I know you’ve heard it before: fruits and vegetables are the superstars of virtually any diet. It’s true, though. Most of them are “superfoods” whether or not they all get recognized as such.
And new research is showing that despite some standard advice, eating more fruits and vegetables and cutting down on fat could help tame mild ulcerative colitis (UC) in remission.
But first, why are some ulcerative colitis patients told to cut back on fruits and vegetables?
It mainly has to do with fiber, a non-digestible compound found in fruits, vegetables, and whole grains. Sometimes fiber can irritate the digestive system and worsen a UC flare-up. But boosting fiber intake may have a more long-term effect, limiting leaky gut by bringing more bulk to stool.
A new study published in Clinical Gastroenterology and Hepatology shows that when people with mild UC ate more fruits and vegetables and cut dietary fat, they had lower markers of inflammation and signs of a more balanced bacterial population in the gastrointestinal tract.
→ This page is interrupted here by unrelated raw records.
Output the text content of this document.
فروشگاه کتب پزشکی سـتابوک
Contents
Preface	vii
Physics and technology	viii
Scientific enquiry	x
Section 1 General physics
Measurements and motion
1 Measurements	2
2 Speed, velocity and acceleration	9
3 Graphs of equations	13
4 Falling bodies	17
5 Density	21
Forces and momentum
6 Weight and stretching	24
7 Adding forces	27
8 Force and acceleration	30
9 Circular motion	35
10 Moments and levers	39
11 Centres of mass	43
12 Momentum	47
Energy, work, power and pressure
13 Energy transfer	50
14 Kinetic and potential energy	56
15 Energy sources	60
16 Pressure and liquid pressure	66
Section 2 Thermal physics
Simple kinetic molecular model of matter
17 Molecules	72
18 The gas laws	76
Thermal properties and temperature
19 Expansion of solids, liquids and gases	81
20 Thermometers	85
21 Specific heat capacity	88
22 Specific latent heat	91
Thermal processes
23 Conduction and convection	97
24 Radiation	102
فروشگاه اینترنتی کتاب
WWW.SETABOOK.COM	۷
The study was quite small, looking at only 17 people with mild UC. One group was told to eat a diet higher in fruits and vegetables than the Standard American Diet while also getting roughly 35-40% of calories from fat.
Another group was given a high-fiber diet rich in fruit and vegetables, but limited fat intake of only 10% of total daily calories.
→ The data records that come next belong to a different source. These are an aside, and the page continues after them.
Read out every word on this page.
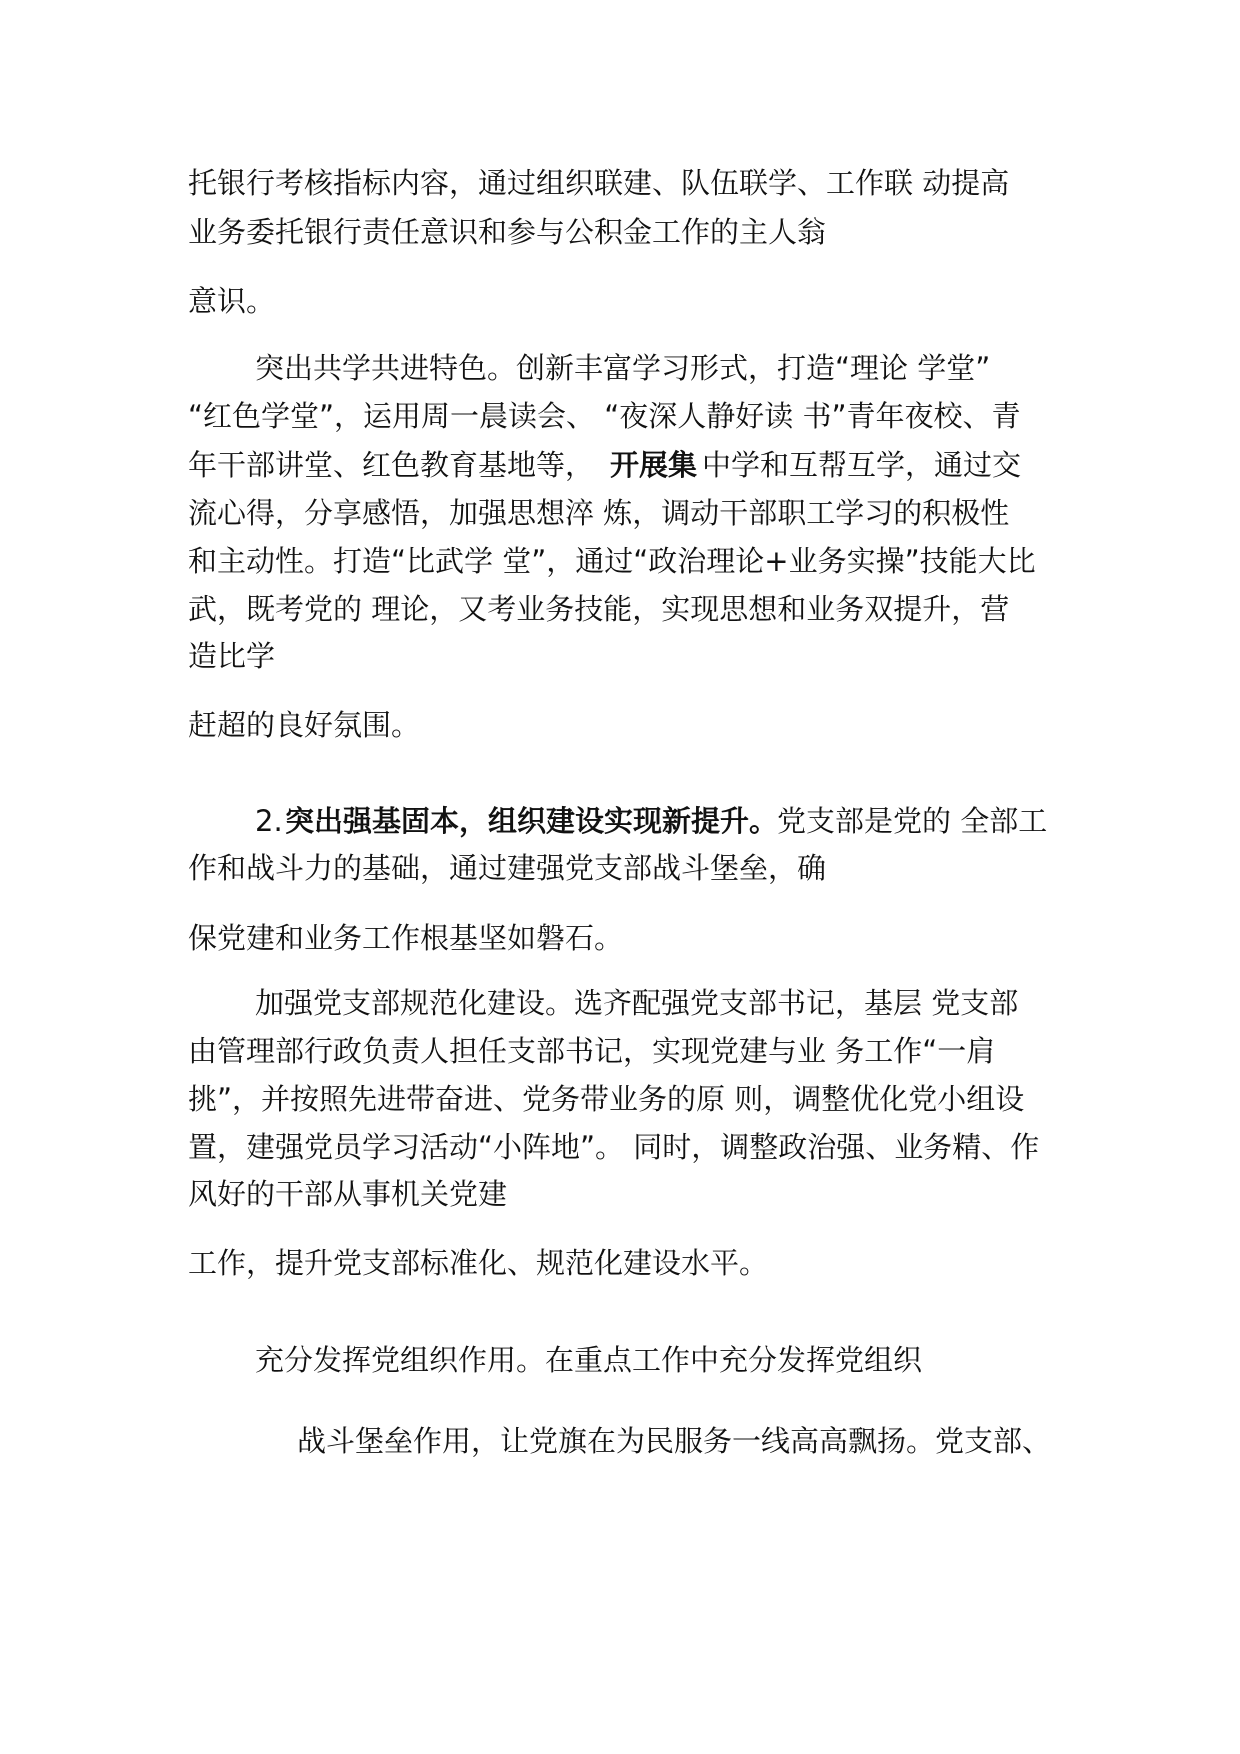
托银行考核指标内容，通过组织联建、队伍联学、工作联 动提高
业务委托银行责任意识和参与公积金工作的主人翁
意识。
突出共学共进特色。创新丰富学习形式，打造“理论 学堂”
“红色学堂”，运用周一晨读会、 “夜深人静好读 书”青年夜校、青
年干部讲堂、红色教育基地等， 开展集 中学和互帮互学，通过交
流心得，分享感悟，加强思想淬 炼，调动干部职工学习的积极性
和主动性。打造“比武学 堂”，通过“政治理论+业务实操”技能大比
武，既考党的 理论，又考业务技能，实现思想和业务双提升，营
造比学
赶超的良好氛围。
2. 突出强基固本，组织建设实现新提升。
党支部是党的 全部工
作和战斗力的基础，通过建强党支部战斗堡垒，确
保党建和业务工作根基坚如磐石。
加强党支部规范化建设。选齐配强党支部书记，基层 党支部
由管理部行政负责人担任支部书记，实现党建与业 务工作“一肩
挑”，并按照先进带奋进、党务带业务的原 则，调整优化党小组设
置，建强党员学习活动“小阵地”。 同时，调整政治强、业务精、作
风好的干部从事机关党建
工作，提升党支部标准化、规范化建设水平。
充分发挥党组织作用。在重点工作中充分发挥党组织
战斗堡垒作用，让党旗在为民服务一线高高飘扬。党支部、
Each group followed their diet for a month, then switched for another month. The low-fat, high-fiber diet seemed to improve symptoms in both groups.
Researcher Dr. Maria Abreu made a note of how surprised she was by both the results of the study and the poor quality of the patient’s baseline diets.
There are no known cures for irritable bowel diseases like ulcerative colitis or Crohn’s disease. However, dietary approaches might help some people manage symptoms.
Other strategies include identifying potential problem foods, eating a healthy and balanced diet, and working with a professional to establish a workable treatment plan.